We compute primordial light-element abundances for cases with a fine structure constant $\ensuremath{\alpha}$ different from the present value, including many sources of $\ensuremath{\alpha}$ dependence neglected in previous calculations. Specifically, we consider contributions arising from Coulomb barrier penetration, photon coupling to nuclear currents, and the electromagnetic components of nuclear masses. We find the primordial abundances to depend more weakly on $\ensuremath{\alpha}$ than previously estimated, by up to a factor of 2 in the case of ${}^{7}\mathrm{Li}.$ We discuss the constraints on variations in $\ensuremath{\alpha}$ from the individual abundance measurements and the uncertainties affecting these constraints.
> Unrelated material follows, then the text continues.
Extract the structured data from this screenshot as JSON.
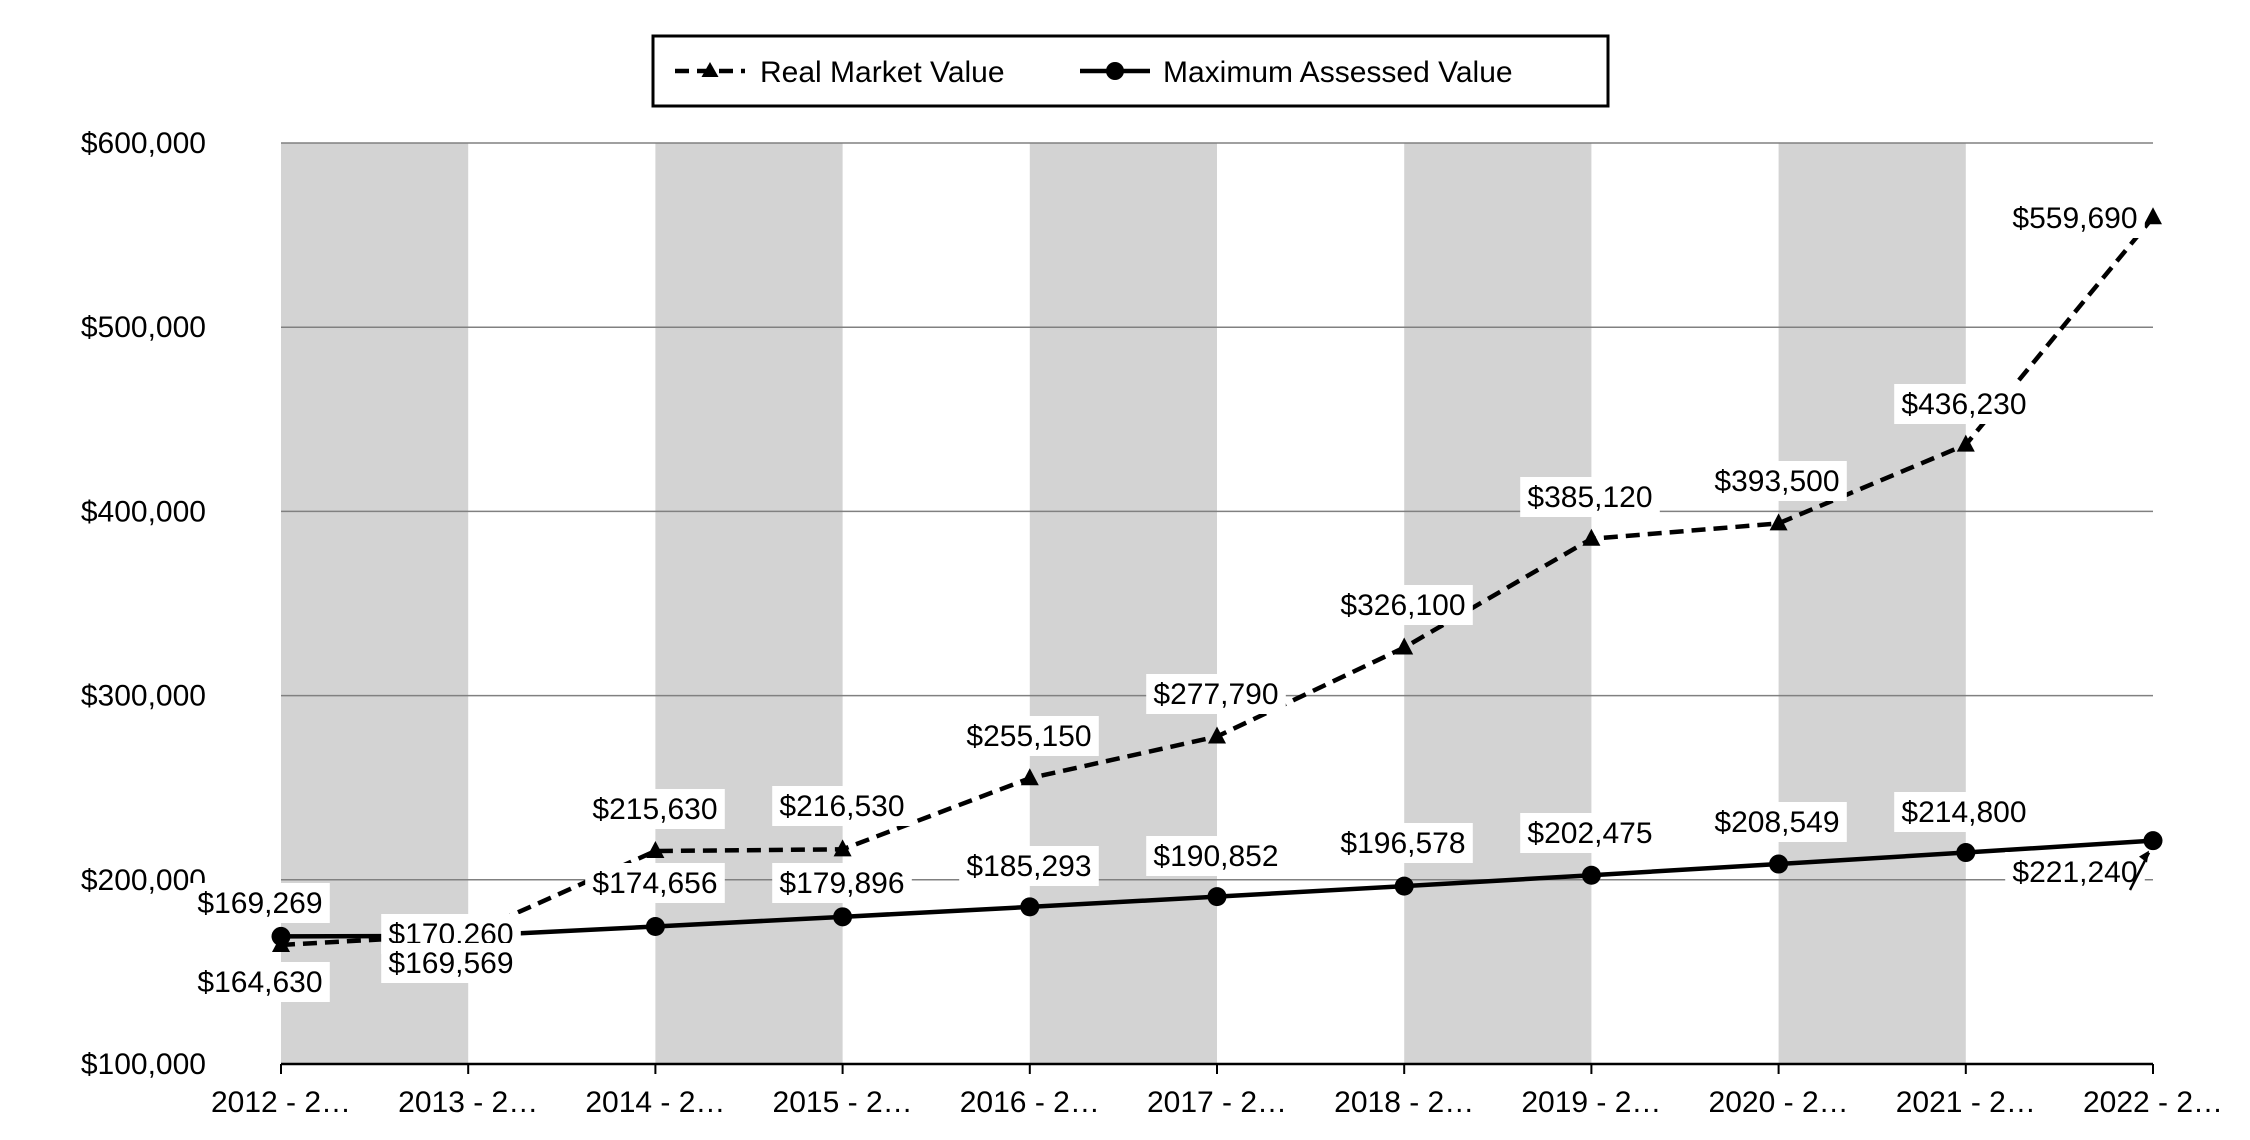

While the present best measurements of primordial D/H, ${}^{4}\mathrm{He}/\mathrm{H},$ and ${}^{7}\mathrm{Li}/\mathrm{H}$ may be reconciled pairwise by adjusting $\ensuremath{\alpha}$ and the universal baryon density, no value of $\ensuremath{\alpha}$ allows all three to be accommodated simultaneously without consideration of systematic error. The combination of measured abundances with observations of acoustic peaks in the cosmic microwave background favors no change in $\ensuremath{\alpha}$ within the uncertainties.